どうとるかは人それぞれ違うのでしょうが、オーディオ装置の骨格が整ってる方なら決して高くはない製品だと思います。

「いや、安い」と思われる方もかなり出てくるのではないかと考えます。

一つ確実に言えるのは、基礎体力にあるオーディオ装置に装着したなら十中八九驚かれると思います。

ちなみになぜにスーパートゥイーターがこれだけの低域のエネルギーを感じさせるかの個人的見解を、

低域の基音の倍音成分とのつながりが良くなるからだと思います。

強制駆動したスーパーウーハーの音を聴いた事がある人は分かると思いますが、その音はボリューム感のある音と言うよりは、指向性を感じない耳ではなく体に感じるような音です。

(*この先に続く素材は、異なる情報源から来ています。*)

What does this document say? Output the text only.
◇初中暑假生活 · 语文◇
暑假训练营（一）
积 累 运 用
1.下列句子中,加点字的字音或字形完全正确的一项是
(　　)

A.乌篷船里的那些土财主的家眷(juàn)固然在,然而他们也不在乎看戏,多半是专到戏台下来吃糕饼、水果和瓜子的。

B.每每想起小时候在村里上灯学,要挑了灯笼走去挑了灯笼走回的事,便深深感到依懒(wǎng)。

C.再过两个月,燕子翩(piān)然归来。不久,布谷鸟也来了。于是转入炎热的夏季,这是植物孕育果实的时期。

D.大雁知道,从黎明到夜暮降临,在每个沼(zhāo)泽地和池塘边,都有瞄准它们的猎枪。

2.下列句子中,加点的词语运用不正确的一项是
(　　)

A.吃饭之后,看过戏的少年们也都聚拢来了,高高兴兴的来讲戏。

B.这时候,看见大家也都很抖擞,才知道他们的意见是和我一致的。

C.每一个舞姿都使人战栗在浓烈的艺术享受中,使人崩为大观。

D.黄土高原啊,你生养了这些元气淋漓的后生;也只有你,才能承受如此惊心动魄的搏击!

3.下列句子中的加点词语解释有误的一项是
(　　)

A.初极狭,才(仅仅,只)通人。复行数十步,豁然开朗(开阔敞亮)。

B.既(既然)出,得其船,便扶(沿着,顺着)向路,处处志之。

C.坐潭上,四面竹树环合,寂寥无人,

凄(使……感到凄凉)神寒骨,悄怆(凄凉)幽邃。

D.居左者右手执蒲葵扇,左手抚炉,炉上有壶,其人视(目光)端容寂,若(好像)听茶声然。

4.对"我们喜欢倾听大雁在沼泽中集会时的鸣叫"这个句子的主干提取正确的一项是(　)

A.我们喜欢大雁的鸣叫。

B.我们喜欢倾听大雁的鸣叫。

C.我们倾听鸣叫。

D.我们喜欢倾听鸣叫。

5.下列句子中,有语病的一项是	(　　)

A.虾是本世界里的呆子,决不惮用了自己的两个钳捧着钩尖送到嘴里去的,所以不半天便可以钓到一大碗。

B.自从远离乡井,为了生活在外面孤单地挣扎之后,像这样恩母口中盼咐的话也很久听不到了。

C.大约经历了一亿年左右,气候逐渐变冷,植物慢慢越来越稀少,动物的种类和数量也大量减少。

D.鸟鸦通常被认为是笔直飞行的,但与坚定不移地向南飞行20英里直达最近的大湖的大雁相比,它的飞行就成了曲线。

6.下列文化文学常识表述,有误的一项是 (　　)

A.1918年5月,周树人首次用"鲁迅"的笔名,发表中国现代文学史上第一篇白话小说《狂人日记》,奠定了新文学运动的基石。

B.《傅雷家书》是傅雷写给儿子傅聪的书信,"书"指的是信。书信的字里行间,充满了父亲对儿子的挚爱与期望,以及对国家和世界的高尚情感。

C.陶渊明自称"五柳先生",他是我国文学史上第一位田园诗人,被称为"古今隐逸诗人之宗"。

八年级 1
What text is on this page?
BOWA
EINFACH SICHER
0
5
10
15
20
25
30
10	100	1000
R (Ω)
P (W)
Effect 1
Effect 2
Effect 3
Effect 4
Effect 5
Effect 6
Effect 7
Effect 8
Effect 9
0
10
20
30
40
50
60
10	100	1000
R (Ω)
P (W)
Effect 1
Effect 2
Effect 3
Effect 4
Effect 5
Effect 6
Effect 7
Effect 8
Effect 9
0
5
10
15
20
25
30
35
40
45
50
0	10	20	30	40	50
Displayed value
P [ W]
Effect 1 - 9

人間が低域感として感じるのは志向性が出てきた中低域より上の帯域です。

低域の基音の倍音成分、中低域の基音の倍音成分

それらとのつながりが良くなる事で、音の根を見るような低域を感じる事が出来るのではないかと推察しています。

そしてそのような音を感じさせるスーパートゥイーターこそが1流であり、そのような製品はほんの一握りと言えるのかもしれません。